We didn’t fight with anybody for the past 12 months because there was no need. Now I say, don’t take us for granted. We are not schoolboys. We will not be bullied by the ANC. We have taken a decision that we will bring 50 000 people back here.
Undermining the EFF in Gauteng is undermining the EFF around the country. We are a unitary organisation, we are coming back to fight. The only requirement to get into legislature is that people must vote for you. What more do you want from me?
On the overalls
Why are they refusing the overalls in the legislature when they’ve been accepted in the national Parliament? I was sworn in by the chief justice and he saw nothing wrong. When Zuma spoke and I responded to his speech, I was in an overall.
But here in Gauteng, the ANC has just gifted us a political programme and we welcome it. If the ANC had accepted overalls, today overalls would not have been an issue. People would have been used to that idea. It was no longer going to be fascinating or newsworthy, but the ANC continued to make it newsworthy.
And when they opened their cases against us, every time the EFF goes to court, it’s a rally, a new platform, for us.
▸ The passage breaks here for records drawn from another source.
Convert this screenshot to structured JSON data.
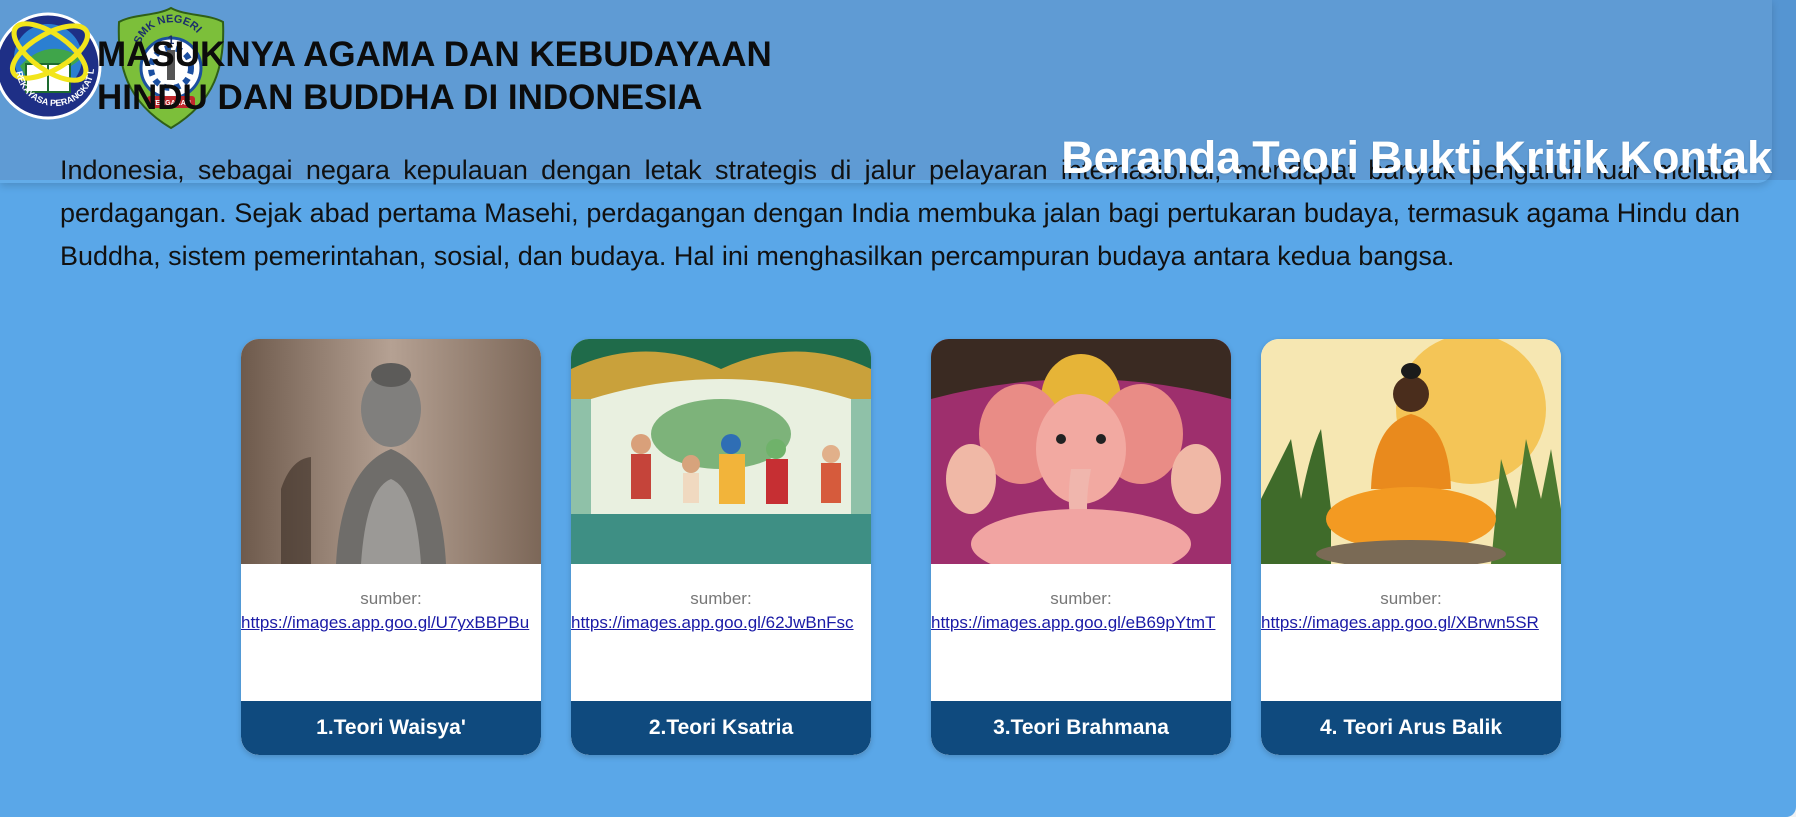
{
  "header": {
    "title_line1": "MASUKNYA AGAMA DAN KEBUDAYAAN",
    "title_line2": "HINDU DAN BUDDHA DI INDONESIA",
    "logo_left_text": "REKAYASA PERANGKAT LUNAK",
    "logo_right_text_top": "SMK NEGERI",
    "logo_right_number": "1",
    "logo_right_text_bottom": "TENGARAN"
  },
  "nav": {
    "items": [
      "Beranda",
      "Teori",
      "Bukti",
      "Kritik",
      "Kontak"
    ]
  },
  "intro": "Indonesia, sebagai negara kepulauan dengan letak strategis di jalur pelayaran internasional, mendapat banyak pengaruh luar melalui perdagangan. Sejak abad pertama Masehi, perdagangan dengan India membuka jalan bagi pertukaran budaya, termasuk agama Hindu dan Buddha, sistem pemerintahan, sosial, dan budaya. Hal ini menghasilkan percampuran budaya antara kedua bangsa.",
  "cards": [
    {
      "source_label": "sumber:",
      "source_link": "https://images.app.goo.gl/U7yxBBPBu",
      "button": "1.Teori Waisya'"
    },
    {
      "source_label": "sumber:",
      "source_link": "https://images.app.goo.gl/62JwBnFsc",
      "button": "2.Teori Ksatria"
    },
    {
      "source_label": "sumber:",
      "source_link": "https://images.app.goo.gl/eB69pYtmT",
      "button": "3.Teori Brahmana"
    },
    {
      "source_label": "sumber:",
      "source_link": "https://images.app.goo.gl/XBrwn5SR",
      "button": "4. Teori Arus Balik"
    }
  ],
  "colors": {
    "page_bg": "#5aa7e8",
    "header_bg": "#5595d2",
    "button_bg": "#0f4a7e",
    "link": "#1a1aa6"
  }
}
We are coming back to Johannesburg with a full force. We have a right to be here. The ANC must allow our people to wear overalls. Why? Because we are raising the consciousness of the workers, we are inspiring the pride of the workers that they too can come and represent themselves in Parliament, but even if they are not there, we have not forgotten about them, which is why we wear their clothes. It will revive the consciousness of the elite.
We must report to our leadership what happened and they must give us the go-ahead to come back, according to provinces. But I’m telling you there will not be any activity in Joburg on that day. They must come and shoot at us, but they can’t kill all of us. You can’t do anything to the masses, especially the unemployed, the neglected and the marginalised. They have nothing to lose but their freedom.